“呼”
孟琴一個利落的鯉魚打挺,雙腿幾乎180度大轉彎,痞痞地銜上一根香煙,邊翹二郎腿邊哼道:“喬未央。”
“我不是他!”
“你被我辦糊塗了?”
煙霧,沿着優美的唇瓣,慢悠悠打着圈圈,随性揉了揉淩亂的烏黑長發,流氓的特性突顯的淋漓盡緻。
“我不叫喬未央!”
“難道你叫未央喬?不過,管你是喬未央,還是未央喬,昨晚姑奶奶都辦了你,别指望再仗着男的那東西粘花惹草!”
“我是喬未歌!”
忽然,他“噌”竄起身,伸長臂鉗住孟琴脖子,恨恨道:“看清楚,我是喬未央的弟弟喬未歌!”
“呀?”
“你上次拼命海扁的男生!”
孟琴稍顯懵逼,愣愣地盯着那張鐵青的臉。
透過黑框眼鏡,那雙寒眸冰的她渾身冷飕飕,半響,接受不了這種打擊。“丫的,你小子報複我是不是?誰讓你跑我床上的?你、你居然還敢跟我發生關系?”
“是你的人綁錯了!”
孟琴臉色一黑,揪住他衣領斥道:“小子,姑奶奶上你前,你怎麽不叫?不喊?不跟我講你是冒牌貨?”

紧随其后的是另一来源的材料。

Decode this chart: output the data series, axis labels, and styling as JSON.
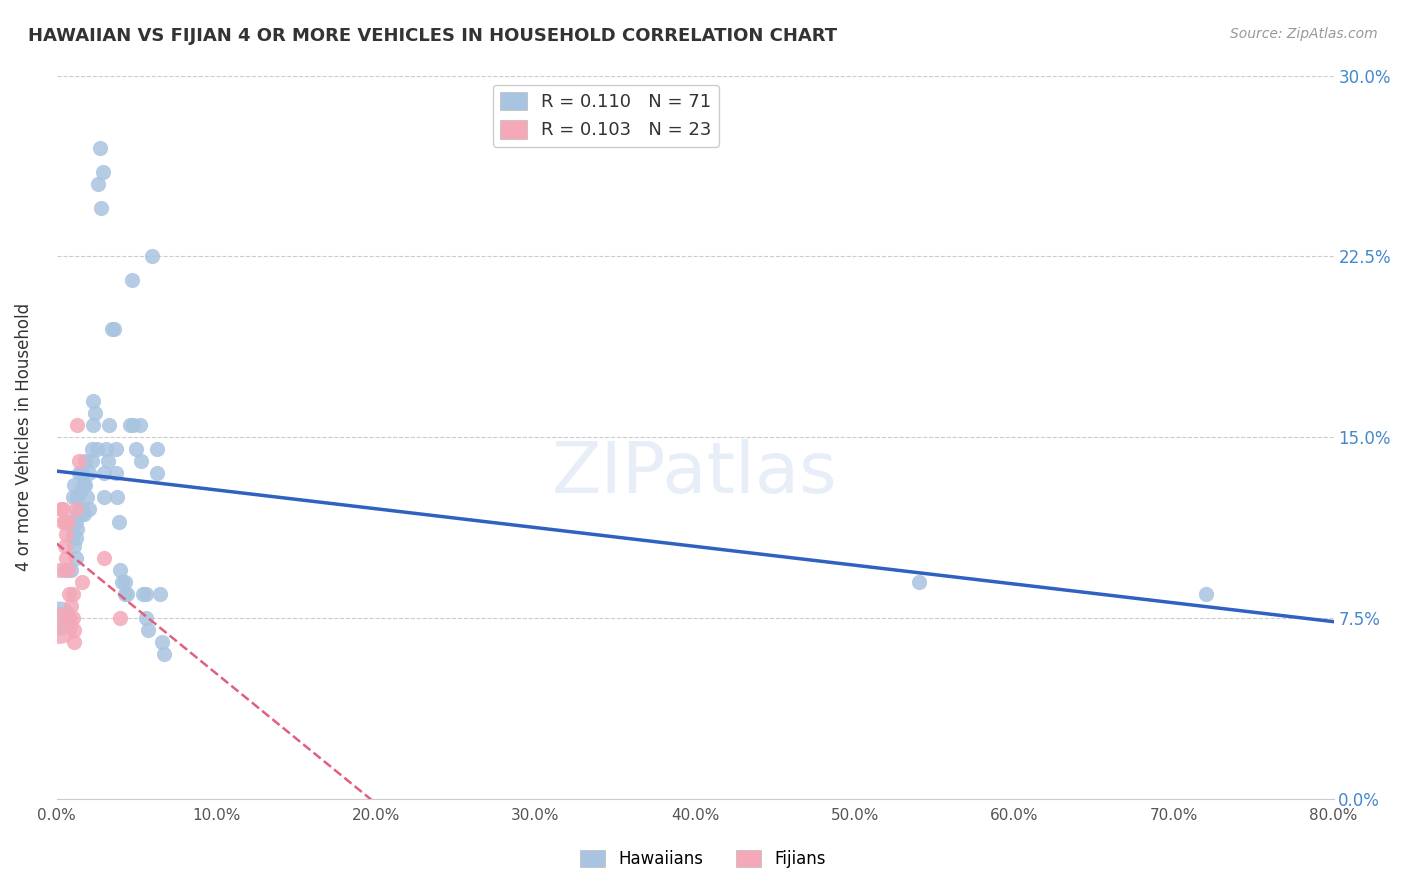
{
  "title": "HAWAIIAN VS FIJIAN 4 OR MORE VEHICLES IN HOUSEHOLD CORRELATION CHART",
  "source": "Source: ZipAtlas.com",
  "xlabel_ticks": [
    "0.0%",
    "10.0%",
    "20.0%",
    "30.0%",
    "40.0%",
    "50.0%",
    "60.0%",
    "70.0%",
    "80.0%"
  ],
  "ylabel_label": "4 or more Vehicles in Household",
  "ylabel_ticks": [
    "0.0%",
    "7.5%",
    "15.0%",
    "22.5%",
    "30.0%"
  ],
  "xlim": [
    0.0,
    0.8
  ],
  "ylim": [
    0.0,
    0.3
  ],
  "legend_r1": "R = 0.110",
  "legend_n1": "N = 71",
  "legend_r2": "R = 0.103",
  "legend_n2": "N = 23",
  "hawaiian_color": "#a8c4e0",
  "fijian_color": "#f4a8b8",
  "trend_hawaiian_color": "#3060c0",
  "trend_fijian_color": "#e06080",
  "watermark": "ZIPatlas",
  "hawaiian_points": [
    [
      0.005,
      0.095
    ],
    [
      0.007,
      0.115
    ],
    [
      0.008,
      0.115
    ],
    [
      0.009,
      0.095
    ],
    [
      0.01,
      0.125
    ],
    [
      0.01,
      0.11
    ],
    [
      0.011,
      0.13
    ],
    [
      0.011,
      0.105
    ],
    [
      0.012,
      0.115
    ],
    [
      0.012,
      0.108
    ],
    [
      0.012,
      0.1
    ],
    [
      0.013,
      0.125
    ],
    [
      0.013,
      0.118
    ],
    [
      0.013,
      0.112
    ],
    [
      0.014,
      0.135
    ],
    [
      0.014,
      0.12
    ],
    [
      0.015,
      0.128
    ],
    [
      0.015,
      0.118
    ],
    [
      0.016,
      0.135
    ],
    [
      0.016,
      0.12
    ],
    [
      0.017,
      0.13
    ],
    [
      0.017,
      0.118
    ],
    [
      0.018,
      0.14
    ],
    [
      0.018,
      0.13
    ],
    [
      0.019,
      0.125
    ],
    [
      0.02,
      0.135
    ],
    [
      0.02,
      0.12
    ],
    [
      0.022,
      0.145
    ],
    [
      0.022,
      0.14
    ],
    [
      0.023,
      0.165
    ],
    [
      0.023,
      0.155
    ],
    [
      0.024,
      0.16
    ],
    [
      0.025,
      0.145
    ],
    [
      0.026,
      0.255
    ],
    [
      0.027,
      0.27
    ],
    [
      0.028,
      0.245
    ],
    [
      0.029,
      0.26
    ],
    [
      0.03,
      0.135
    ],
    [
      0.03,
      0.125
    ],
    [
      0.031,
      0.145
    ],
    [
      0.032,
      0.14
    ],
    [
      0.033,
      0.155
    ],
    [
      0.035,
      0.195
    ],
    [
      0.036,
      0.195
    ],
    [
      0.037,
      0.145
    ],
    [
      0.037,
      0.135
    ],
    [
      0.038,
      0.125
    ],
    [
      0.039,
      0.115
    ],
    [
      0.04,
      0.095
    ],
    [
      0.041,
      0.09
    ],
    [
      0.043,
      0.09
    ],
    [
      0.043,
      0.085
    ],
    [
      0.044,
      0.085
    ],
    [
      0.046,
      0.155
    ],
    [
      0.047,
      0.215
    ],
    [
      0.048,
      0.155
    ],
    [
      0.05,
      0.145
    ],
    [
      0.052,
      0.155
    ],
    [
      0.053,
      0.14
    ],
    [
      0.054,
      0.085
    ],
    [
      0.056,
      0.085
    ],
    [
      0.056,
      0.075
    ],
    [
      0.057,
      0.07
    ],
    [
      0.06,
      0.225
    ],
    [
      0.063,
      0.145
    ],
    [
      0.063,
      0.135
    ],
    [
      0.065,
      0.085
    ],
    [
      0.066,
      0.065
    ],
    [
      0.067,
      0.06
    ],
    [
      0.54,
      0.09
    ],
    [
      0.72,
      0.085
    ]
  ],
  "fijian_points": [
    [
      0.002,
      0.095
    ],
    [
      0.003,
      0.12
    ],
    [
      0.004,
      0.12
    ],
    [
      0.004,
      0.115
    ],
    [
      0.005,
      0.115
    ],
    [
      0.005,
      0.105
    ],
    [
      0.006,
      0.11
    ],
    [
      0.006,
      0.1
    ],
    [
      0.007,
      0.115
    ],
    [
      0.007,
      0.095
    ],
    [
      0.008,
      0.085
    ],
    [
      0.008,
      0.075
    ],
    [
      0.009,
      0.08
    ],
    [
      0.01,
      0.085
    ],
    [
      0.01,
      0.075
    ],
    [
      0.011,
      0.07
    ],
    [
      0.011,
      0.065
    ],
    [
      0.012,
      0.12
    ],
    [
      0.013,
      0.155
    ],
    [
      0.014,
      0.14
    ],
    [
      0.016,
      0.09
    ],
    [
      0.03,
      0.1
    ],
    [
      0.04,
      0.075
    ]
  ],
  "fijian_large_point": [
    0.0015,
    0.072
  ],
  "hawaiian_large_point": [
    0.0015,
    0.075
  ]
}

“我被下藥了!”喬未歌恨恨地加重手上的力道,灰色的衣服上幾顆紐扣被扯掉,半敞着胸膛展露震懾人心的寒。
“你幹嘛?”
“我真想掐死你!”
孟琴吐了一口煙圈,冷冷笑道:“打算殺我的從華亭街南排到非洲,你丫的也不掂量一下自個幾斤幾兩,傻黃瓜一根!”
“你”
“算姑奶奶倒黴,忙乎了一晚上,功敗垂成。回去告訴你哥,我跟他的事兒,不算完!”長腿一橫,蓦地踩住他手腕,将那十根泛白的指關節碾在腳丫縫隙裏,嗤之以鼻:“光着身子好好呼吸下樹林中的空氣,躺在濕土中很涼快嘛!”
“告訴我,你叫什麽?”
紅口白牙兩個字:“孟琴!
半個月後,一個明朗的下午。
華亭街上,傳來一聲凜冽的咆哮,那尖細清脆卻冷酷的聲音,灌徹所有的喧鬧。頓時,周圍寂靜一片,隻依稀聽到那一聲“啪”的巨響。
凄慘的尖叫攫起,一個穿着灰色校服,紮着馬尾辮,長相甜美的小女生,額頭上鮮紅的血液開始流淌。
“痛”
她咿呀一句,便如一根細細的竹子似随着孟琴如飓風的一腳摔倒在地,凄慘地躺在冰涼的街道上。
“痛吧?這種痛的滋味,是不是讓你明白什麽叫識相?”
“嗚好痛”
孟琴扣響那隻墨綠色的扳指,指尖夾住一根香煙,狂野叼在嘴中,邊吐着煙霧,邊彎下腰扯住她的頭發。
“小丫頭,你是霍氏集團的千金吧?”
“嗚救我”
“放心,死不了。”孟琴很舒緩地回道。“你剛剛不是很潇灑地來挑釁?怎麽?難道就這點本事?”
“我錯了,我不跟你搶喬未央。”
“呸,别跟老娘提那混蛋,他你愛上就上,跟我有屁關系?你丫的戳我黴頭,還敢下戰書挑釁?”
“我、我”她痛着,顫抖着,仿佛一隻小綿羊。“救、救我,我、我懷了他的孩子”
“他的種?”
“恩、恩,我懷了他的孩子,他是你的未婚夫,救我,别殺他的孩子。”
孟琴蹙蹙眉,随即“哈哈”狂笑,将煙頭“啪”撇上她小爪。
狠狠地,一腳踩上她小腹。“很好,喬未央的種,不乖乖扼殺掉,我都對不起他臭流氓的仨字。”
“唔好痛”
“忍忍,再忍忍,讓我踩掉你就解脫了,省着再蹦一個小風流種。你丫的,别叫,叫什麽叫,讓我消停踩掉。”
聽到此話者,個個臉色慘白,和鬼一個模樣。
“未央,未央”
霍筱咿呀叫着,邊叫邊澄清道:“琴、琴姐姐,我錯了,我撒謊了,我根本沒有懷孕,别、别踩了。”
“沒懷孕?”她停下腳,頓了頓,再狠狠一踹,暴踩一痛。“你活膩了吧?敢浪費姑奶奶的腿腳?”